Tom amd Steve, thanks for the suggestion. Do you freeze the sponge before you cut it?
Is there a place locally that sell big sheets/blocks of the sponge like that used by AC?


----------



## TomC (Apr 21, 2010)

No need to freeze it. A paring knife works well. I once got some Poret foam (Google it) from April that was good, but it is difficult to find. If anyone ever wants to do a group buy I might go in for a partial sheet.


----------



## hp10BII (Apr 23, 2010)

When I use to grow discus, I used the blue round Fluval Internal filter sponges - fits over an AC110 intake tube perfectly. They're bright blue just like in the video with a hollow core. Bought mine from King Ed's and J&L Aquatics.


----------



## jiang604 (Apr 21, 2010)

Ask pat (Mykiss). He may have 16mm diameter


----------



## bonsai dave (Apr 21, 2010)

It looks like she is using poret foam.

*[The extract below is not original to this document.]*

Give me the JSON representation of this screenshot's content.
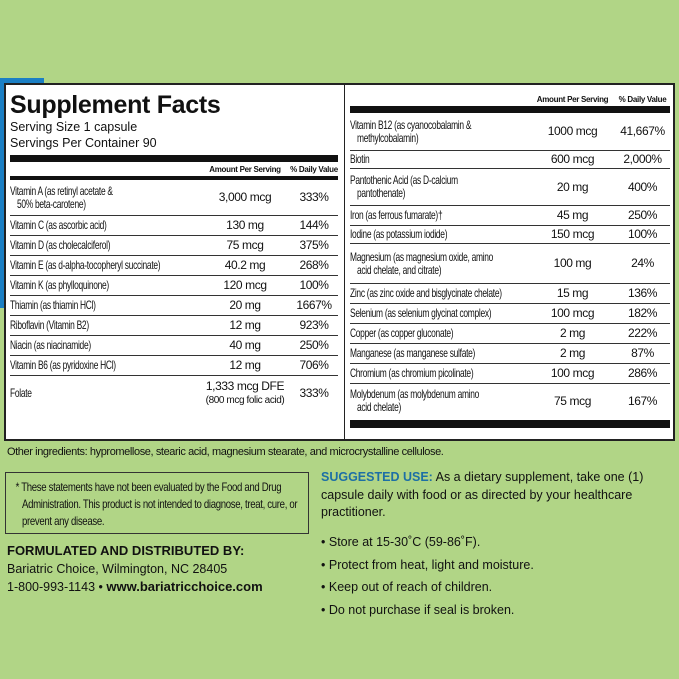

I have a few extra piece laying around .If you are ever in my neck of the woods you are welcome to have for free it just need a good wash. I only use poret foam in my fish tanks.


----------



## shift (Dec 21, 2012)

Fluval edge ones. 2.99 at petsmart


----------



## Fish rookie (May 21, 2012)

Thanks shift. I have those but they are a bit too small for the AC110. They will fit but not all the way. I need to wash these sponges very often and I find them to be a bit thin. I am hoping to get something harder and thicker, much like the sponge used in the AC filters.
I use them on my XP3 and they fit perfectly though.
Thanks Dave, I will keep this in mind. What size of perot foam do you recommend for a prefilter?
Thanks Jiang, I will ask him. I have some from Pat before but may be mine was the smaller one. Thank you.


----------



## shift (Dec 21, 2012)

I got theses from eBay. They would work


----------